Propositions pour une évolution du baccalauréat

Rapports de missions | Éducation, recherche et enseignement supérieur | Publiée le 16 décembre 2011 | Mise à jour le 8 juin 2026


Il a été demandé à la mission de conduire une analyse en deux temps : formuler des propositions opérationnelles pour renforcer la sécurité de l’examen du baccalauréat et pour restaurer la confiance des candidats et de leurs familles ; puis analyser et expertiser le baccalauréat, dans sa forme même, au regard de son double caractère d’examen national sanctionnant les années de lycée et de premier grade de l’enseignement supérieur.

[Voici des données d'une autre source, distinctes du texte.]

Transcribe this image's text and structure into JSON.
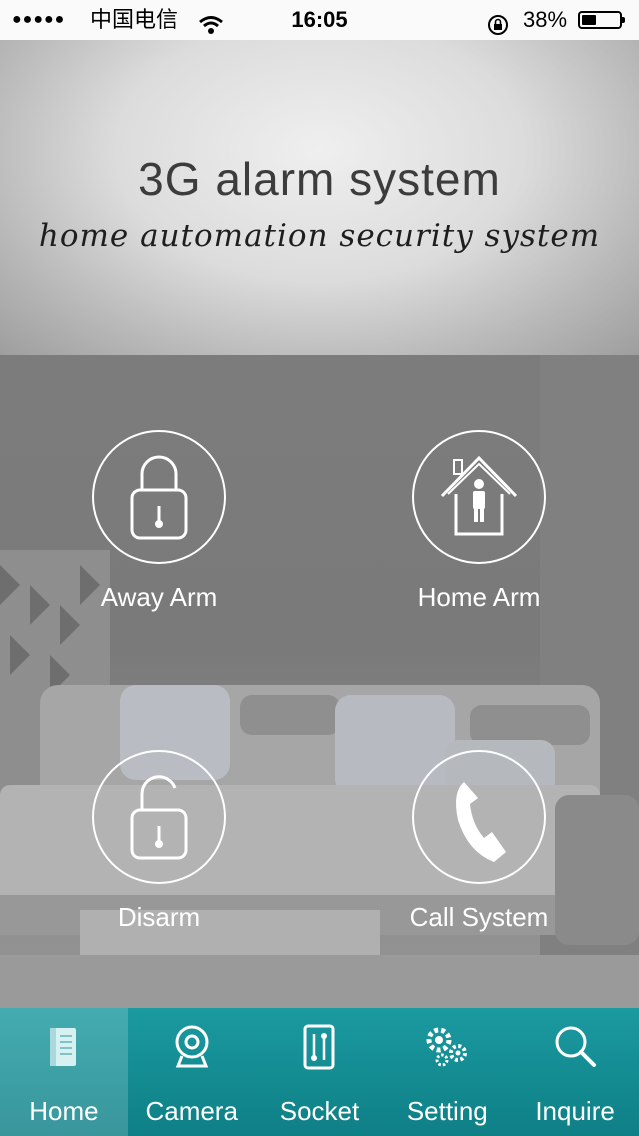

Un rapport a été remis le 22 juillet 2011 en réponse au premier temps demandé.

Pour conduire le deuxième temps d’analyse, la mission a conduit des entretiens diversifiés tant en administration centrale que dans des académies. Elle a également rencontré des chercheurs en sciences de l’éducation, des sociologues de l’éducation, des acteurs de l’enseignement supérieur et des experts de plusieurs systèmes éducatifs européens.

Des séances de réflexion ont été organisées avec l’ensemble des groupes disciplinaires de l’inspection générale de l’éducation nationale (IGEN).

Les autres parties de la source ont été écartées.